I imagine that the Astros, who were born simultaneously with the Mets, had much better offensie stats in their first 20 seasons. But while we had 2 WS appearances in that span, they had zero. Pitching wins.

Tom Brennan said...

Bill, very true.

Mack, I am doing lot of look-back articles in the weeks ahead! Most are a lot more positive than this one, though.

Unknown said...

I think it was 1980 that Lee Mazilli lead the Mets in homers with 12.

Bob W.

Reese Kaplan said...

The Mets have been very consistent in not drafting big bats. How they landed Alonso, Conforto, Nimmo and McNeil is anyone's guess.

Tom Brennan said...

Well, Conforto and Nimmo were both top 12 picks. They seemed to get average to perhaps above average value for those picks.

I wonder if McNeil's skinny college physique pushed him down to the 12th round. He realized that big flaw in his game and added 30 pounds of muscle.

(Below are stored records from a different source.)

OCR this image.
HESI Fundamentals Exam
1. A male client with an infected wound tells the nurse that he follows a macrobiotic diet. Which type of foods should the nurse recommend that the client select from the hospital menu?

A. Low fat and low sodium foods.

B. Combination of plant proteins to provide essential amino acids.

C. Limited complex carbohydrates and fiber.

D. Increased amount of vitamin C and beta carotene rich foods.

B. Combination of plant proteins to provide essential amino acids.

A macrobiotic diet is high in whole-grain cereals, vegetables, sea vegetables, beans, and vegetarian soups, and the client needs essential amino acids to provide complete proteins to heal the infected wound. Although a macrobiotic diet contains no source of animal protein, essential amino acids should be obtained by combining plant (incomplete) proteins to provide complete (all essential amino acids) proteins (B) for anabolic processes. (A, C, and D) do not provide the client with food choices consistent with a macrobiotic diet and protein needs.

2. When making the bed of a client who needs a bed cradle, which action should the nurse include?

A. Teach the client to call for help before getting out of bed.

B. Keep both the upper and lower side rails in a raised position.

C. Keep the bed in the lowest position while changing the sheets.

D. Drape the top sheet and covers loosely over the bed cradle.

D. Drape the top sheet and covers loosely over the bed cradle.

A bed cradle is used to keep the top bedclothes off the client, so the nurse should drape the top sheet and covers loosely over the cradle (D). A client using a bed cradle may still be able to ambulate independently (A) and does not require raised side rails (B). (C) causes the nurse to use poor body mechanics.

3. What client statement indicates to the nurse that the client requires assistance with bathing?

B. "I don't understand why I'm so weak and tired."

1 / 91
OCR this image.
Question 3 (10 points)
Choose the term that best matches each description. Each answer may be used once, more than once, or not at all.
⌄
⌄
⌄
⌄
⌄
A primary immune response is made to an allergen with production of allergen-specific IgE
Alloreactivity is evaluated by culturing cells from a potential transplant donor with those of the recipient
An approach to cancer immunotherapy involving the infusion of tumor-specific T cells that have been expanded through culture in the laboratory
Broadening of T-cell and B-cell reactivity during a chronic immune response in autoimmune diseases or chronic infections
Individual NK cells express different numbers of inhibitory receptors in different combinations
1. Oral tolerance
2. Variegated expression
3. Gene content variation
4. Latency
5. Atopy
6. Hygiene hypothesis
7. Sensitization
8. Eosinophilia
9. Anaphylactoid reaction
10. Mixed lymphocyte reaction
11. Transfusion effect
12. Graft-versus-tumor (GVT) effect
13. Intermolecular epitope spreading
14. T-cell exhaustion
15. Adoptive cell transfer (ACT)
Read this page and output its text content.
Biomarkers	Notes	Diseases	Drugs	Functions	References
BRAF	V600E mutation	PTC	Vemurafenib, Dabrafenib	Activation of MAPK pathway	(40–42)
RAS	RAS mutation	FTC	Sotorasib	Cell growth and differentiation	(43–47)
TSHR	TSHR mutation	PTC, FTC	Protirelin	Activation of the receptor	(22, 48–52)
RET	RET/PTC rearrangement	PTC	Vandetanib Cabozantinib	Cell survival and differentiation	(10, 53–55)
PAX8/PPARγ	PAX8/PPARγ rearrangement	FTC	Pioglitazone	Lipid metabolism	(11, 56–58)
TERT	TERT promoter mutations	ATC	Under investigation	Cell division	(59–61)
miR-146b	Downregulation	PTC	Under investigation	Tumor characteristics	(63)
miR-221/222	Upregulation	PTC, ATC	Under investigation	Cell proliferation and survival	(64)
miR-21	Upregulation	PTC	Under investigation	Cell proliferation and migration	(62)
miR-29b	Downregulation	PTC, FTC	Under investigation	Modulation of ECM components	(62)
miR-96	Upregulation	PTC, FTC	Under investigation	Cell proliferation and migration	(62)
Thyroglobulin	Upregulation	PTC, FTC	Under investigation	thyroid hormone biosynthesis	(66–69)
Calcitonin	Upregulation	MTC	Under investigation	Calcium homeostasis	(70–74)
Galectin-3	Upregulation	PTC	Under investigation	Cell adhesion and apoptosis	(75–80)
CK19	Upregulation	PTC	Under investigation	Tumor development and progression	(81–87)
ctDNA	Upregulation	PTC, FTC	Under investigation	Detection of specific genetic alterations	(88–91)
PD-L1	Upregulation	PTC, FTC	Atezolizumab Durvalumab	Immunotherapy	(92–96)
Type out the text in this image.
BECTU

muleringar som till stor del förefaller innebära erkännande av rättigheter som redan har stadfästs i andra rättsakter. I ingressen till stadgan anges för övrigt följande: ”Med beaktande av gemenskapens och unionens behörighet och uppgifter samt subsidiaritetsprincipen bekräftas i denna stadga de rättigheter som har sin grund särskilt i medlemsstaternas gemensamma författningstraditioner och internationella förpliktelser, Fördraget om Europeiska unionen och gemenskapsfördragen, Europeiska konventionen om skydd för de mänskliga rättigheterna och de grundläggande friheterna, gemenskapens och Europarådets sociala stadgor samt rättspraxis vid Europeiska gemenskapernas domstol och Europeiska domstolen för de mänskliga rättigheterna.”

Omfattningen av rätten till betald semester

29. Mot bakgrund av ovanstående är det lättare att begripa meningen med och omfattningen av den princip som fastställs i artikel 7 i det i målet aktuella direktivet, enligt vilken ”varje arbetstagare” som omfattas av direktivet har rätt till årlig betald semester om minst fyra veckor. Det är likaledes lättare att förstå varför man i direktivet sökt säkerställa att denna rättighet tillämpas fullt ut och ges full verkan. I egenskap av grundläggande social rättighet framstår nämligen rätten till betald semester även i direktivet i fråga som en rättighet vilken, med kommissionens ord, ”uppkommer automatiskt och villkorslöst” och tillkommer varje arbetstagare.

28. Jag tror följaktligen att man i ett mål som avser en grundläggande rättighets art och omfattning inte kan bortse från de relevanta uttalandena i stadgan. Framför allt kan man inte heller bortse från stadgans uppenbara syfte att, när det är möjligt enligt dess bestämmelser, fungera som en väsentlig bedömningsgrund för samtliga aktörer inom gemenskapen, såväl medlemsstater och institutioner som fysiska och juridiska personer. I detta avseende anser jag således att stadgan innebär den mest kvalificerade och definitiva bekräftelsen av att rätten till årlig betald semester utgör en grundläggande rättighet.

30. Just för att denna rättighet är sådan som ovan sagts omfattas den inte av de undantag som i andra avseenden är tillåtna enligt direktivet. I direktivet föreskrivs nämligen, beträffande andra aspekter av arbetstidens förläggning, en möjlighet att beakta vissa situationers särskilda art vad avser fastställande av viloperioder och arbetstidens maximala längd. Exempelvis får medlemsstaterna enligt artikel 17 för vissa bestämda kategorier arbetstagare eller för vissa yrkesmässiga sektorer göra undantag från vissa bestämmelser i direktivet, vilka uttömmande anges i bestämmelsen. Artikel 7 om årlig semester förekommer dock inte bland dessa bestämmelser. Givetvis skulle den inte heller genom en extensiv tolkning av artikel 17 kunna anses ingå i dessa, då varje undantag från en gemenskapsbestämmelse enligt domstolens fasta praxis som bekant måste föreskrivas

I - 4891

As far as Pete, I know I was begging for the Mets to draft power after so many bust punch hitting picks like Cecchini and Mazzilli. I'm so glad they went out of character and drafted power in the second round. They gambled and hit the jackpot.

bill metsiac said...

If there is any consistency, it's pure co-incidence. Or do you think that all the GMs were told by the owners to avoid power instead of using their own diverse philosophies?

Tony said...

During that time with Seaver, the Mets were known to have the pitching, but the hitting wasn't there most of the time.

Tom Brennan said...

Bill, did they avoid power and go after low-powered, supposedly more versatile players? Based on the results from about (off the top of my head) 2000 to 2013 or 2014), I would say yes. Before Conforto, name any potent draftees. Hard to think of any.

Tom Brennan said...

Bill, I did a Draft Duds and Dudes series a few years ago, then recapped it in one very long summary article. I will re-post that soon. You can draw your own conclusions after reading that.